Si perde qualcosa, infatti, rispetto al primo capitolo, molto più “wow” sotto molti aspetti. Questa seconda avventura di Newt & Co. veste un animo molto più dark, fin troppo soprattutto se tendiamo a paragonarlo col primo film, forse per questo troppo contenuto nelle intenzioni e più propenso alla parola: ci si diverte con moderazione, gli “animali fantastici” sono (troppo) pochi benché funzionali alla storia, ma in compenso si scava di più nel passato dei personaggi. Ma proprio di tutti, fino a svelare dei dettagli della giovinezza di qualcuno che faranno strabuzzare gli occhi di molti.

Se da una parte il quartetto composto dall’auror Tina (Katherine Waterston), sua sorella Queenie (Alison Sudol) , il magizoologo Newt e il babbano Jacob (Dan Fogler) si frantuma a causa di debolezze e incomprensioni amorose, dall’altro la scena si riempie di nuovi volti: la bella e glaciale Lena Lestrange (Zoe Kravitz) e il suo fratello perduto Yusuf Kama (Dan Fogler), il fratello di Newt Theseus (Callum Turner). Poi c’è il perso e dannato Credence (Ezra Miller) con la sua amata e pure lei maledetta Nagini (Claudia Kim).

Per Animali fantastici – I crimini di Grindelwald si cambia location, si lascia il Nuovo Mondo con tutte le sue novità e si torna a casa, nel senso che si riaprono le porte di un luogo tanto amato da noi babbani. Infatti, sebbene in un’altra epoca, si rientra nella magica scuola di Hogwards. Per i fan è emozionante vedere quel portone spalancarsi nuovamente e tonare in aula a urlare “Ridiculus” davanti alle proprie paure. Se poi la lezione è tenuta dal giovane Albus Silente, ancora meglio! La new entry ha il volto e il sorriso beffardo di Jude Law, che se la deve vedere (seppur a distanza) con l’artefice della nuova minaccia per maghi e babbani: infatti, per un patto di sangue, non può battersi con lui in prima persona. E così, come succederà decenni dopo con Harry Potter, Silente sfrutta tutto il suo ascendente su un ex alunno per convincerlo a prendere in mano la situazione e risolverla. Ma si intuisce che c’è qualcosa di non detto, qualcosa che gli impedisce di agire, qualcosa di più forte di un semplice legame di amicizia, e questo qualcosa, a differenza di Silente, Grindelwald non lo nasconde ma lo mostra fieramente sul suo petto.

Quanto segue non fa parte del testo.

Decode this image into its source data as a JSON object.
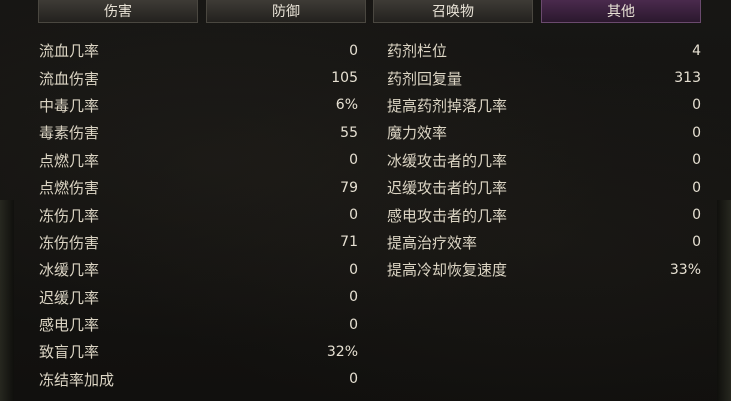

Proprio lui, manipolatore di folle, lavora per conquistare consensi facendo leva sugli animi più deboli, predicando un mondo migliore in mano ai maghi e libero dai babbani. Una promessa di libertà che non si può scegliere liberamente, un discorso certamente discriminatorio in cui a contare non è il colore della pelle quanto il potere della propria bacchetta. E chi se non il camaleontico e attrattivo Johnny Depp poteva vestirne i panni?

Infine Newt Scamander, cioè Eddie Redmayne. C’è un motivo se lo lasciamo per ultimo: non perché non sia importante, compaia poco o non sia decisivo. Semplicemente lo è allo stesso livello degli altri personaggi. Animali fantastici – I crimini di Grindelwald è infatti un film decisamente corale, che ruota attorno a tutti decidendo in un certo senso di trascurare il protagonista indiscusso del primo capitolo, che prima di agire lascia spazio agli altri, ascolta e osserva. E purtroppo apre poco la sua valigia, cosa che ci auguriamo faccia di più nei futuri lungometraggi.